Seres que vêm de nós.

Comem de nós. Penduram nas nossas tetas.

E as pessoas criam, desejando o melhor, só o melhor, mais que o melhor, se algo assim tão incrível houver.

Não tive nenhum. Nem por querer, nem sem querer.

Já pensei, um dia, que um viria. Não veio. Nem vieram. Nada que um teste de farmácia não desse acalento na alma, depois do não, da certeza do não, da calma do não, do ufa do não. “Ufa”, aliás, é tudo que eu consigo pensar até esse quarto parágrafo de um texto que fala sobre seres pendurados nas minhas tetas pela eternidade.

A verdade é que filhos são seres egoístas. Eu sou filha, eu sei. Só querem, só pedem, só exigem e não dão nada em troca antes de você ter completado 78 anos de idade.

A mulher que assume o compromisso de parir, por isso tudo, para mim, é uma diva. Primeiro porque fica cerca de 15 meses sem beber, sem comer um cheddar Mc Melt, sem pintar os cabelos e com uma certa implicância hormonal do homem que a inseminou, coitado dele, num ato de solidariedade masculina inevitável. A mulher que pare, a meu ver, é uma deusa do Olimpo eterno. Um ser sublime que consegue compreender o amor antes mesmo de ele existir, e capacidade maior de abstração, creio eu, não deve haver.

Tiram o sono, fazem cair as tetas, o períneo, dão olheiras e cagam em literalmente tudo que você tem na sua vida.

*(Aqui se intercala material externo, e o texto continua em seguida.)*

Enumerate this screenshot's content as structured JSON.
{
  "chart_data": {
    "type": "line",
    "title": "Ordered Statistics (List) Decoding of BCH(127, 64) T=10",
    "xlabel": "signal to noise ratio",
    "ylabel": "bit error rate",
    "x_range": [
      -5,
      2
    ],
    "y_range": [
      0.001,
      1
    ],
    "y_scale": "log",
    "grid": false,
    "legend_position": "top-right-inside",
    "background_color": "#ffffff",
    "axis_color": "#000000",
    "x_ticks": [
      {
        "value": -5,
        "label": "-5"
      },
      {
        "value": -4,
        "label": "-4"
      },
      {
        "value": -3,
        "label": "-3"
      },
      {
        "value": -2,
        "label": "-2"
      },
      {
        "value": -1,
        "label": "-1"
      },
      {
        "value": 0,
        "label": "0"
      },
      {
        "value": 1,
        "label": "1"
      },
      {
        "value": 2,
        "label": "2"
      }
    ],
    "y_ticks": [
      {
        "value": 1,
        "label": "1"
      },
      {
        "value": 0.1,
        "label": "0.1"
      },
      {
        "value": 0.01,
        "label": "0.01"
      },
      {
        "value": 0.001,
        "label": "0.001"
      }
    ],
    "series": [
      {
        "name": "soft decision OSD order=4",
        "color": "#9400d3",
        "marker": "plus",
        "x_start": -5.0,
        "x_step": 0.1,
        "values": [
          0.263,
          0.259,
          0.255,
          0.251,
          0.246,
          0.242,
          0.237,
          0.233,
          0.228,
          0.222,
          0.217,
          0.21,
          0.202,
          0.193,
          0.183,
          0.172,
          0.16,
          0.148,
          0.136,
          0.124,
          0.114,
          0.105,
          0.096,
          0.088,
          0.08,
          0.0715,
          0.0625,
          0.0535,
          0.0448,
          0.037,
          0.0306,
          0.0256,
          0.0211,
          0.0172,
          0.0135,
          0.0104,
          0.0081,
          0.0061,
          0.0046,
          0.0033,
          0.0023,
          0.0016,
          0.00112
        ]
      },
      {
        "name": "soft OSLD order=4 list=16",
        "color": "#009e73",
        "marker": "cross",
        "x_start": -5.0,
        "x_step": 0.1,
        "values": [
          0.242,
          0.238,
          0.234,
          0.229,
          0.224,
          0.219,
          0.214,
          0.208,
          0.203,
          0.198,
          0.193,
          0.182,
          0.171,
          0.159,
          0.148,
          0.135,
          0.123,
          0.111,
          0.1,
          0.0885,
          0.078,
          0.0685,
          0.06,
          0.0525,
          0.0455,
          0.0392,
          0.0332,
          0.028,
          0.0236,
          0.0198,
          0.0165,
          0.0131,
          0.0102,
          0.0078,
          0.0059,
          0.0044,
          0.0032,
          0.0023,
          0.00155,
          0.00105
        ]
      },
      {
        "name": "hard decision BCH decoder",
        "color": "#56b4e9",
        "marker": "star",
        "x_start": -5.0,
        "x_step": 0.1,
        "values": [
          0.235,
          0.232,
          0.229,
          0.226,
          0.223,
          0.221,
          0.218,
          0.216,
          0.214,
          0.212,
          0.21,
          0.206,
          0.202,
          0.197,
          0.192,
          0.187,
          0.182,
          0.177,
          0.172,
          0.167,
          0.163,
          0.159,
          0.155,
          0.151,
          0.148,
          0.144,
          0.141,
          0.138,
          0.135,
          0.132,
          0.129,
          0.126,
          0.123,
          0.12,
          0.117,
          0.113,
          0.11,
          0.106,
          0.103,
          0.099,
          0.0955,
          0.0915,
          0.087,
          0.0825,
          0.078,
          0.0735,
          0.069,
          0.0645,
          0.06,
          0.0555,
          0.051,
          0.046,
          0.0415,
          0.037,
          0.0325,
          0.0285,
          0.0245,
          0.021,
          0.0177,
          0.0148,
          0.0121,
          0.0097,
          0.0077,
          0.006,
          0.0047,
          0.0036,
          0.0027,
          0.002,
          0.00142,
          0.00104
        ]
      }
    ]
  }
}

Aí penso na bruxa de João e Maria, por exemplo. Penso em quão mal compreendida essa mulher das fábulas é. A mulher constrói uma casa dos sonhos, linda, doce e aconchegante e os dois fedelhos chegam lá, sem serem convidados, e começam a comer as paredes, a foder com tudo, o que mais se esperar dessa mulher que não que ela os prendessem num calabouço para ensinar-lhes boas maneiras e respeito ao que é do outro? Coisa que pouca mãe faz. Afinal, mãe é mãe, não é bruxa, dizem.

O filho tem sua cara, seu jeito, mas não é você. O filho sai do seu útero, sai sem falar, sem andar, sem respirar, ou pelo menos é assim que toda mãe pensa, eu vejo, quando passa a noite insone e sem vinho observando o ser no berço.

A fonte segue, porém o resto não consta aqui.